Оксана вытерла плечом ухо — от сосредоточенного сопения Мыши оно было влажным, — и едва слышно фыркнула:
— С Леонидом Ильичем разбираться!
— Ты чего, дура? — Мышь аж отодвинулась, посмотрев на подругу недоуменно.
— Колготки велели надеть! — Оксана едва удерживала расползающиеся в улыбке губы — завучиха этот денек надолго запомнит! Мстить, конечно, будет… а может и нет. Посмотрим. А колготки надеть придется, нельзя портить отношения с директором, когда идешь на золотую медаль.
— А ревела чего? — глазки у Мыши хоть и очкатенькие, а шустрые. — Мне мать на той недели в универмаге пять пар купила, два часа в очереди стояла. — Мышь продемонстрировала из-под парты коленку.
— Вот поэтому и ревела.
Колготки были серыми и толстыми, с длинными продольными «рубчиками» грубых ниток. Даже тощие ножонки Мыши в них выглядели… существенными, а во что превратятся ее собственные вполне нормальные ноги, Оксана боялась даже думать.
— Ну знаешь, капроновых нету, а даже если выбросят, за ними в очереди не достоишься. — снова обиделась Мышь. — Нормальные колготки… не всех мамочка одевает! — она окинула неодобрительным взглядом подчеркивающую грудь и талию Оксанину форму.
— Колготки моя мама не шьет! — отрезала Оксана. Директорша универмага у мамы не «шьется» тоже, ей незачем, шмотки как у нее, даже в горкоме партии не у всех есть.

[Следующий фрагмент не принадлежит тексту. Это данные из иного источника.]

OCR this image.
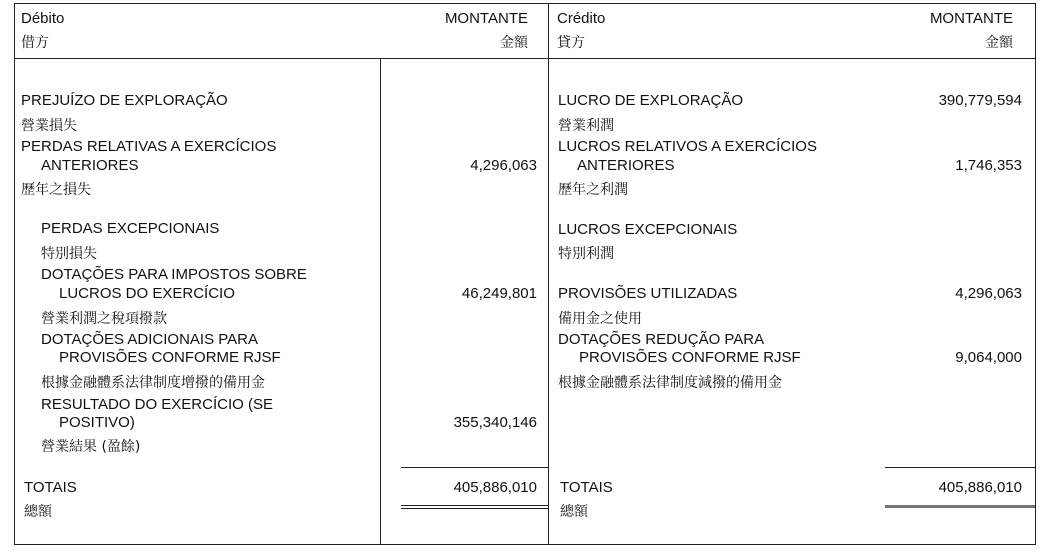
Débito
借方
MONTANTE
金額
Crédito
貸方
MONTANTE
金額
PREJUÍZO DE EXPLORAÇÃO
營業損失
PERDAS RELATIVAS A EXERCÍCIOS
ANTERIORES	4,296,063
歷年之損失
PERDAS EXCEPCIONAIS
特別損失
DOTAÇÕES PARA IMPOSTOS SOBRE
LUCROS DO EXERCÍCIO	46,249,801
營業利潤之稅項撥款
DOTAÇÕES ADICIONAIS PARA
PROVISÕES CONFORME RJSF
根據金融體系法律制度增撥的備用金
RESULTADO DO EXERCÍCIO (SE
POSITIVO)	355,340,146
營業結果 (盈餘)
TOTAIS	405,886,010
總額
LUCRO DE EXPLORAÇÃO	390,779,594
營業利潤
LUCROS RELATIVOS A EXERCÍCIOS
ANTERIORES	1,746,353
歷年之利潤
LUCROS EXCEPCIONAIS
特別利潤
PROVISÕES UTILIZADAS	4,296,063
備用金之使用
DOTAÇÕES REDUÇÃO PARA
PROVISÕES CONFORME RJSF	9,064,000
根據金融體系法律制度減撥的備用金
TOTAIS	405,886,010
總額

— Могу помочь с колготками. — вдруг прошелестели над ухом.
Оксана резко обернулась, едва не ткнувшись носом в подавшегося вперед Алика Седова с задней парты.

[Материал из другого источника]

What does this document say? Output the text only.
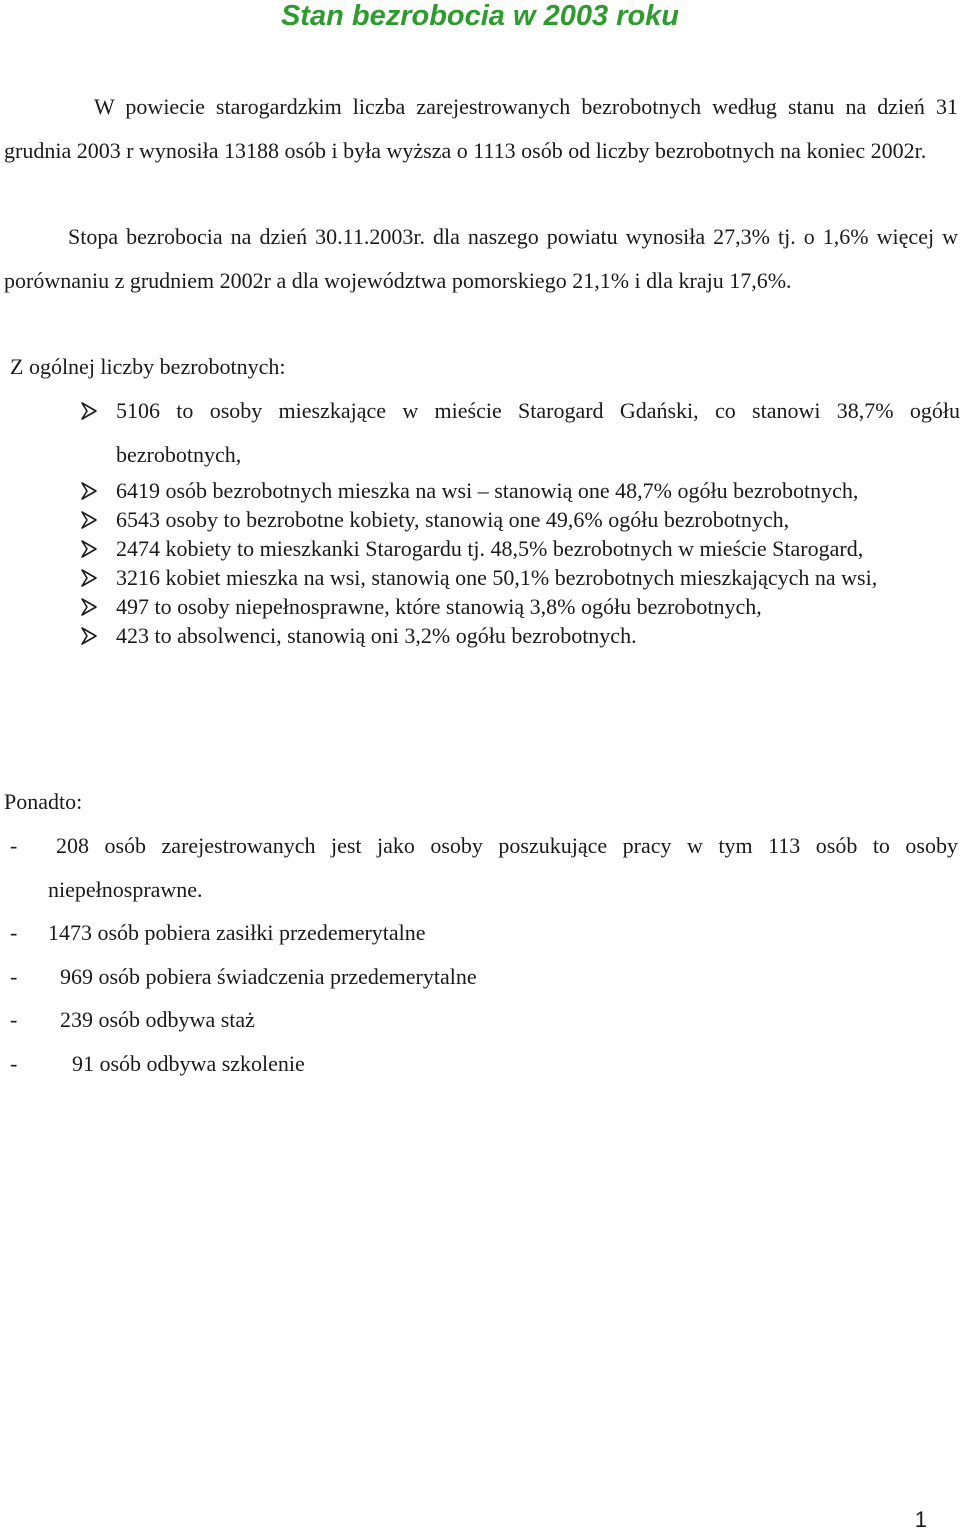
Stan bezrobocia w 2003 roku

W powiecie starogardzkim liczba zarejestrowanych bezrobotnych według stanu na dzień 31 grudnia 2003 r wynosiła 13188 osób i była wyższa o 1113 osób od liczby bezrobotnych na koniec 2002r.

Stopa bezrobocia na dzień 30.11.2003r. dla naszego powiatu wynosiła 27,3% tj. o 1,6% więcej w porównaniu z grudniem 2002r a dla województwa pomorskiego 21,1% i dla kraju 17,6%.

Z ogólnej liczby bezrobotnych:

5106 to osoby mieszkające w mieście Starogard Gdański, co stanowi 38,7% ogółu bezrobotnych,
6419 osób bezrobotnych mieszka na wsi – stanowią one 48,7% ogółu bezrobotnych,
6543 osoby to bezrobotne kobiety, stanowią one 49,6% ogółu bezrobotnych,
2474 kobiety to mieszkanki Starogardu tj. 48,5% bezrobotnych w mieście Starogard,
3216 kobiet mieszka na wsi, stanowią one 50,1% bezrobotnych mieszkających na wsi,
497 to osoby niepełnosprawne, które stanowią 3,8% ogółu bezrobotnych,
423 to absolwenci, stanowią oni 3,2% ogółu bezrobotnych.

Ponadto:

- 208 osób zarejestrowanych jest jako osoby poszukujące pracy w tym 113 osób to osoby niepełnosprawne.
- 1473 osób pobiera zasiłki przedemerytalne
- 969 osób pobiera świadczenia przedemerytalne
- 239 osób odbywa staż
- 91 osób odbywa szkolenie
1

— Тебя кто спрашивал? Вали отсюда! — шикнула на него Мышь.
— Что там за совещания? — поднимая голову от книги громко спросила «англичанка». Книга была на английском, а на обложке красовалась блондинка в старинном платье в объятьях смуглого красавца. Оксана даже намекнула «англичанке», что тоже хочет приобщиться к чтению в оригинале, но та только краснела в ответ и делала вид, что не понимает… ни по-английски, ни по-русски. — Самостоятельная работа на то и самостоятельная, чтоб делать ее самим!

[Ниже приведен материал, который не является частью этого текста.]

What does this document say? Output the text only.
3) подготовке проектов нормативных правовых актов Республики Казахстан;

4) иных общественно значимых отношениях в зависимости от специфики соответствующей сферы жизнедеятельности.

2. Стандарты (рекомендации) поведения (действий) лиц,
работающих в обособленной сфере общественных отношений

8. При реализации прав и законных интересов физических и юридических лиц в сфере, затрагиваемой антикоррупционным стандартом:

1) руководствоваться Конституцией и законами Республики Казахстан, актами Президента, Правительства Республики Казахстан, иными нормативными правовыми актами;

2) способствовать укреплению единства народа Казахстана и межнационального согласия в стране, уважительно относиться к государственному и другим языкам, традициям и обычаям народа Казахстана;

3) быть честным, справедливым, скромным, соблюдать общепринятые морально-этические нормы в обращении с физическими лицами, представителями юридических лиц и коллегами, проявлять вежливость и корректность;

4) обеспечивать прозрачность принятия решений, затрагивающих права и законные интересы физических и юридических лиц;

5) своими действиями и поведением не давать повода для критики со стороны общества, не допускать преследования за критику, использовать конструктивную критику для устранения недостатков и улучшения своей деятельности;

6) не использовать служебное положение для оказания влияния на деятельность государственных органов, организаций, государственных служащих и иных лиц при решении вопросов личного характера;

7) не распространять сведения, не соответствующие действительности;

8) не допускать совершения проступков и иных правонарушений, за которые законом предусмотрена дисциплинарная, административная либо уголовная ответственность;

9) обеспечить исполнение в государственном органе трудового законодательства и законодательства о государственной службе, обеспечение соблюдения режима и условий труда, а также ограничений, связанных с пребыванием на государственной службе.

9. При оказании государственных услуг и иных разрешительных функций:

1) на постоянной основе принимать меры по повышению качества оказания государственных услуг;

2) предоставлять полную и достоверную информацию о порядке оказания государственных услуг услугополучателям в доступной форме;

Оксана уткнулась носом в свой листочек. Плотно скатанный бумажный комочек стукнул об парту прямо у ее носа.
«Правда, могу помочь» — разворачивая листочек под партой, прочла она.
— Фарцуешь? — настороженно покосившись на снова углубившую в чтение «англичанку» шепнула Оксана.
— Больная? Так лечиться надо, пока больницы бесплатные! Я в наше артиллерийское поступаю, какая фарцовка? Мать из Германии запас привезла.
Оксана понимающе кивнула — отец у Алика служил в ГДР. Вернулись они только год назад, с тех пор Алик потрясал воображение одноклассников то диковинными ручками, то фломастерами, то настоящими «аддидасовскими» кроссовками.
— Сопрешь у мамаши колготки? — лукаво усмехнулась она.
— Смотря что мне за это будет? — он снова подался вперед, щекоча ее ухо дыханием.
— Раз-два по шее! — Оксана обернулась, опять едва не стукнувшись носом об его нос. Верхняя губа с пробивающимися редкими усиками была мокрой от пота, на щеке красовался неудачно выдавленный, а от того еще больше разгулявшийся прыщ. Но колготки… — Могу с тобой в кино сходить. — наконец неохотно шепнула она.
— Ну ты простая! — он аж откинулся обратно на жесткое сиденье, буравя взглядом украшающий ее затылок «конский хвост». — Я и колготки принеси, и в кино тебя своди?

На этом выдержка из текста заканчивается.